Historian traces roots of local Civil War ancestors
Truckee-resident Peter Johnston Binckley’s chair looks pretty simple. The wood is a little battered, and it sits low to the ground. One of the chair’s legs broke off at some point and was fixed without much care. It has no intricate design, no shiny finish.
It’s not the look of the chair that is exceptional, however, it’s the story behind the chair.
Binckley’s treasure was the campaign chair of Confederate Army General Joseph E. Johnston – Binckley’s great-great-grand uncle. The chair has been passed through the family since Johnston died in 1891.
Now Binckley is trying to find a museum for the heirloom.
“My dad wanted it in a museum,” he said. “I worry about my house catching fire or something. It would really be a tragedy to not have it protected.”
On Wednesday, Binckley took his chair to meet Civil War historian Clay Feeter at The Bookshelf in Truckee.
For the past 15 years, Feeter has been studying and researching Civil War ancestry. This year, the Pistol River, Ore.-resident will tour 160 independent bookstores and historical societies nationwide.
In addition to doing quick searches for ancestors on a Civil War database (Feeter charges $30 for a more complete report), the historian is also compiling unpublished copies of letters from the Civil War for his upcoming book, “Letters Home from the Civil War.”
Feeter said his visit to Truckee has been special – it’s not every day he gets to meet a descendent of a Civil War general.
“Usually I see descendents of dirt-farmer privates or corporals,” Feeter joked.
Although Binckley already knew most of the history behind his famous uncle – General Johnston was arguably the fourth most notable Confederate general in the war – he visited Feeter to ask which museum he should approach about the campaign chair.
After printing out a few pages with a biography on General Johnston, Feeter suggests Binckley look into the Museum of the Confederacy in Richmond, Va., as a home for his chair.
Feeter’s knowledge doesn’t end with facts about the Civil War. He has studied the battle stories and the varied perspectives that came from the Union and Confederate armies – stories most history books don’t tell.
In Binckley’s case, Feeter tells him a story he hasn’t found in his research about his uncle.
In 1862, General Johnston, who was in command of the Army of Northern Virginia, was severely wounded in a battle at Fair Oaks. The general begged a young private to go back to Johnston’s home in Virginia, and grab two pistols that belonged to his father, who was Revolutionary War hero Peter Johnston (Binckley’s namesake).
Once the private returned, Johnston gave one of the pistols to the young man, Feeter said.
After the Fair Oaks battle and Johnston’s injury, Robert E. Lee replaced Johnston.

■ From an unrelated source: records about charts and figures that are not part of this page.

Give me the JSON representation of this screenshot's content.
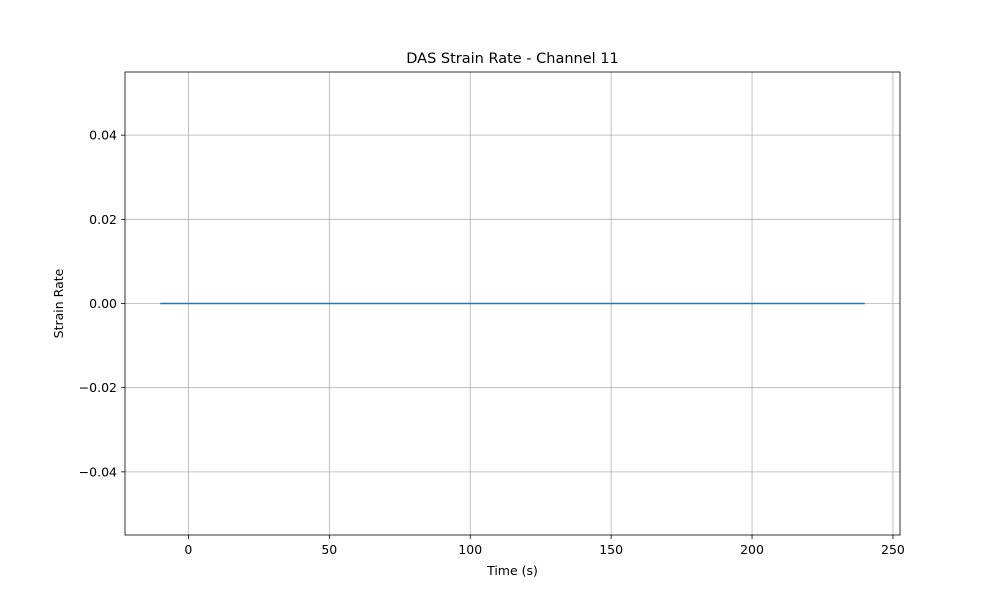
{
  "chart_data": {
    "type": "line",
    "title": "DAS Strain Rate - Channel 11",
    "xlabel": "Time (s)",
    "ylabel": "Strain Rate",
    "xlim": [
      -22.5,
      252.5
    ],
    "ylim": [
      -0.055,
      0.055
    ],
    "xticks": [
      0,
      50,
      100,
      150,
      200,
      250
    ],
    "yticks": [
      -0.04,
      -0.02,
      0.0,
      0.02,
      0.04
    ],
    "xtick_labels": [
      "0",
      "50",
      "100",
      "150",
      "200",
      "250"
    ],
    "ytick_labels": [
      "−0.04",
      "−0.02",
      "0.00",
      "0.02",
      "0.04"
    ],
    "grid": true,
    "series": [
      {
        "color": "#1f77b4",
        "x": [
          -10,
          240
        ],
        "y": [
          0.0,
          0.0
        ]
      }
    ]
  }
}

Many historians argue that if Johnston hadn’t been wounded, he would have attained Lee’s standing as the most prominent Confederate general in the war, Feeter said.
Feeter will continue his US tour, visiting 15 to 20 events per month until the end of the year. Since almost half of Americans are descendents of Civil War ancestors, he said he encourages people to take a look at their past, because they might be surprised about what they discover.
“You can’t believe how many people have found a box in the corner of their garage that grandma left behind,” Feeter said. “When they open it, they might be very surprised with what they find.”